Christmas Eve 1836, a poem by Henry Alford at Spillwords.com
W. C. Baker (Christmas Eve)

Christmas Eve 1836

Christmas Eve 1836

a poem by Henry Alford

 

The stars are clear and frosty, and the Earth
Is laid in her first sleep, secure and calm;
The glorious works of God, as at the first,
Are very good. It is the blessed night
When, if the say of ancient chronicles
Deceive not, no ill spirit walks abroad;
A night for holy prayers and fancies pure;
A night when solitude in bed and board
Might frame itself celestial company
Out of its peopled thoughts. But here with me
Are two, on whom toil and the quiet time
Have wrought sweet slumber; and by breathings soft
They testify their presence to my heart,
And waken kindly thoughts. My earliest loved,–
Thou who, in laughing childhood and ripe youth,
Wast ever mine; with whose advancing thought
I grew entwined,–and who, in time, didst yield
Thy maiden coyness, and in mystic band
Didst link thyself to me:–one heart, one life
Binds us together; in the inmost soul
Either is known to other; and we walk
The daily path of unrecorded life,
Blest with a double portion of God’s love.

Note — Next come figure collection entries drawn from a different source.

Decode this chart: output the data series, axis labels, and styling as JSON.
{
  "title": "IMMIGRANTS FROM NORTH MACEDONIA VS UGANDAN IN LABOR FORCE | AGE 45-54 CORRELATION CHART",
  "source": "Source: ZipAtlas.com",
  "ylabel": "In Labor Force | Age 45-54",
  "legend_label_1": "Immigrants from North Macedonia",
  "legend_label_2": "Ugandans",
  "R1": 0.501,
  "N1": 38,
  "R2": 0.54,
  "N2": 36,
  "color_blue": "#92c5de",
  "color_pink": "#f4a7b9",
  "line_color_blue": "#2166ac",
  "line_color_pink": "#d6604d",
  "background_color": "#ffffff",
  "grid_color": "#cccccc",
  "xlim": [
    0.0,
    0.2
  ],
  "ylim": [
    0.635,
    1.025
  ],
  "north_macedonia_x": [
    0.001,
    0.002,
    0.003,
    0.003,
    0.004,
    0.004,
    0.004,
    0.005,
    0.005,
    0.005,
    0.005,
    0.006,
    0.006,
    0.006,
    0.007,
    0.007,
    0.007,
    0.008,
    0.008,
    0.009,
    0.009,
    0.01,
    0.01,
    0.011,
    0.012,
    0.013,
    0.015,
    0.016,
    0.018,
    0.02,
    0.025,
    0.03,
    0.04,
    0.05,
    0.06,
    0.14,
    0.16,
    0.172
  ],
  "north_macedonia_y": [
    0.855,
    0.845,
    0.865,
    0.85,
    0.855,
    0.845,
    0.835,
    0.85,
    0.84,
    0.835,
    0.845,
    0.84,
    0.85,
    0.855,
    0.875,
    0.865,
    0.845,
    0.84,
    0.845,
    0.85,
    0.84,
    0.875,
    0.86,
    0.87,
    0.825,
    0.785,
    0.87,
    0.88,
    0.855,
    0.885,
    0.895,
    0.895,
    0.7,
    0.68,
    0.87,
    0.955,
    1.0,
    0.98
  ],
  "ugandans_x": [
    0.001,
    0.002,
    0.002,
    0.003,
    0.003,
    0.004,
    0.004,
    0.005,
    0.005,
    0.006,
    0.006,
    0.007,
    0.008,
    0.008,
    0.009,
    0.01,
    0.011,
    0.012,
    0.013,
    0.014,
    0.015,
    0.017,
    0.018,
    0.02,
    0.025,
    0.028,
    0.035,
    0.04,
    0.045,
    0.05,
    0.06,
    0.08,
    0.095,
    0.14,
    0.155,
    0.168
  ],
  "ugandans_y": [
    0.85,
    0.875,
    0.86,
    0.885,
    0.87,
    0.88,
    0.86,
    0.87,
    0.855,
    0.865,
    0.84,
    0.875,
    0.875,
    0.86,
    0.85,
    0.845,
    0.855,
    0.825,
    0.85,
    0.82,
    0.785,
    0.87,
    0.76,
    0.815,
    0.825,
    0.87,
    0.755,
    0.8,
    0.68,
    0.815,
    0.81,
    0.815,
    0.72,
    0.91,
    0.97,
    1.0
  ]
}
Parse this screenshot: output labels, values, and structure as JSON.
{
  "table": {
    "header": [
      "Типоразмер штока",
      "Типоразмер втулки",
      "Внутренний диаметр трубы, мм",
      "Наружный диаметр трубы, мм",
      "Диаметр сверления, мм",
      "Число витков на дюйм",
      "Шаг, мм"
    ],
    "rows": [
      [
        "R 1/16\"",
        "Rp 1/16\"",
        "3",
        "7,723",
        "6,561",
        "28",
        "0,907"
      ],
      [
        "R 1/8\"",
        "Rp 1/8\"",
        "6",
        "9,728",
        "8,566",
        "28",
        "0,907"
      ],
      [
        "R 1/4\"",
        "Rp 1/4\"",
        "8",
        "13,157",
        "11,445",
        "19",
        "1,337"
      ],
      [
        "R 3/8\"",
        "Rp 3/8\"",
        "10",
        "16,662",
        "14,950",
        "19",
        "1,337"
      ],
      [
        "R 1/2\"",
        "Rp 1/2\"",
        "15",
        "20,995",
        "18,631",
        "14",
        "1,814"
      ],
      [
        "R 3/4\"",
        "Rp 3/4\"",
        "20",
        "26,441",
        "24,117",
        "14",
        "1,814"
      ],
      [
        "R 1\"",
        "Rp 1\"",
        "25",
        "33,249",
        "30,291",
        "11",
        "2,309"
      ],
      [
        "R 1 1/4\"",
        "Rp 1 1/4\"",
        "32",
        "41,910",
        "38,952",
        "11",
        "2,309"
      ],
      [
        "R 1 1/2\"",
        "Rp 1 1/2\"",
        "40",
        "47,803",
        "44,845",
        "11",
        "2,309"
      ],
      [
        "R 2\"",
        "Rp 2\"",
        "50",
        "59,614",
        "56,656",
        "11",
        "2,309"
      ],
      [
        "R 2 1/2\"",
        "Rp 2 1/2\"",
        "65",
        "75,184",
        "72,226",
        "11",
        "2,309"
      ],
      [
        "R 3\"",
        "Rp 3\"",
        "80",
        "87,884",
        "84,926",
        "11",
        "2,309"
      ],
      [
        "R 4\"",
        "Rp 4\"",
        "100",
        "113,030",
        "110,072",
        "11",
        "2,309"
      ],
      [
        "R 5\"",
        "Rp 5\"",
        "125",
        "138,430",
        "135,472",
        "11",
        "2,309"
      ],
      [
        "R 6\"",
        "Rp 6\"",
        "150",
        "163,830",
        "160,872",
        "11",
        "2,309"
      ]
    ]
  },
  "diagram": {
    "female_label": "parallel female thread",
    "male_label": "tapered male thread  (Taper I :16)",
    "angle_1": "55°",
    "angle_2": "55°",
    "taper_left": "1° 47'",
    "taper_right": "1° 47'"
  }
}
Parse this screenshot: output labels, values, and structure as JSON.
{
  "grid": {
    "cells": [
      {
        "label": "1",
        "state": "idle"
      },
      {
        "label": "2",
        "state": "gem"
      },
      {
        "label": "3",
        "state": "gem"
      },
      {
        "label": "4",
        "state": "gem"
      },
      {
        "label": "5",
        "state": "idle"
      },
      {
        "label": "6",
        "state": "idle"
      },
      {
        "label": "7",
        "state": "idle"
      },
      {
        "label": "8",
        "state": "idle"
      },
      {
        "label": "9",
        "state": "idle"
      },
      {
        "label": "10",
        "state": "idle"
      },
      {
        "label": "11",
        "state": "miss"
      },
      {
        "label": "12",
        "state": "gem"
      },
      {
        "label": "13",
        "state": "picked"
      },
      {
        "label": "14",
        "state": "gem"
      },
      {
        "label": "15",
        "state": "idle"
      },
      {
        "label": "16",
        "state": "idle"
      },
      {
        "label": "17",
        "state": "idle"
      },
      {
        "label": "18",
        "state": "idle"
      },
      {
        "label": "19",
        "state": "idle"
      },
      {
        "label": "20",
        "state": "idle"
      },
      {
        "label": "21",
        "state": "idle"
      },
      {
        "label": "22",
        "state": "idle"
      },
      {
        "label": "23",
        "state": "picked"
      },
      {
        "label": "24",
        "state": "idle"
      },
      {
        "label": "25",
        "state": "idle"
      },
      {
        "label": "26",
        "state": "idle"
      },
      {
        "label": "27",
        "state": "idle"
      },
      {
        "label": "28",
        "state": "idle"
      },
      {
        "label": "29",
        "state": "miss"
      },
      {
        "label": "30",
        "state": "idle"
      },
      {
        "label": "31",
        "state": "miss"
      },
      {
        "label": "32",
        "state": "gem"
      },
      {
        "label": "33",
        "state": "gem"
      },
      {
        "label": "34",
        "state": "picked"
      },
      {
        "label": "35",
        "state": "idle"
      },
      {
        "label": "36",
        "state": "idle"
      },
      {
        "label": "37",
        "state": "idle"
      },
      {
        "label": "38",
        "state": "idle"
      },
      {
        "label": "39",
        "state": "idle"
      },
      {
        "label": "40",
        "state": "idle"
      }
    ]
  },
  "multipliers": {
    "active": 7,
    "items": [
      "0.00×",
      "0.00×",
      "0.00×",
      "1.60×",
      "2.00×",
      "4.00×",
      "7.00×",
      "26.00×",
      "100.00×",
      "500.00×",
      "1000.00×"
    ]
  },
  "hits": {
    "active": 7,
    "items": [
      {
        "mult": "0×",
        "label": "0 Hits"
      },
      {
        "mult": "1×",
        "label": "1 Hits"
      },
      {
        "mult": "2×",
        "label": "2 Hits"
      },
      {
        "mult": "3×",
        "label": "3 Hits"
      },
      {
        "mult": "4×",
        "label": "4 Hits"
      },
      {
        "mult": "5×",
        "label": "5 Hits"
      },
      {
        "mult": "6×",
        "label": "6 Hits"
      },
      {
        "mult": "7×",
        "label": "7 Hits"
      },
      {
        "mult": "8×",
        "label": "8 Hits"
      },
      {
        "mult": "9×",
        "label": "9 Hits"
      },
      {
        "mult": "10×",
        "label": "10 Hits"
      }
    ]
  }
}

And thou, in thy warm nook beside our bed,
Peacefully wrapt in slumber infantine,
Thou treasure newly found of springing joy,
Thou jewel in the coronet of love,
Thou little flower, a choice plant’s earliest gem,
Thou brightest morning–star by Love divine
Set on the forehead of the hopeful east,–
Thou reckest not of time; our human names
Mould not thy varying moods; if marking aught,
Measuring thy days by still–expected hours
Of soft appliance to thy mother’s breast;
And yet methinks so hallowed is the time,
That even thy cushioned cheek hath trace of it,
Clothed in a deeper and peculiar calm.

The blessings of a kindly Providence
Light on ye both; the way of life, not dark
With gathering storms as yet, invites us on;
We must advance, in threefold union strong,
And strong in Him who bound our lives in God.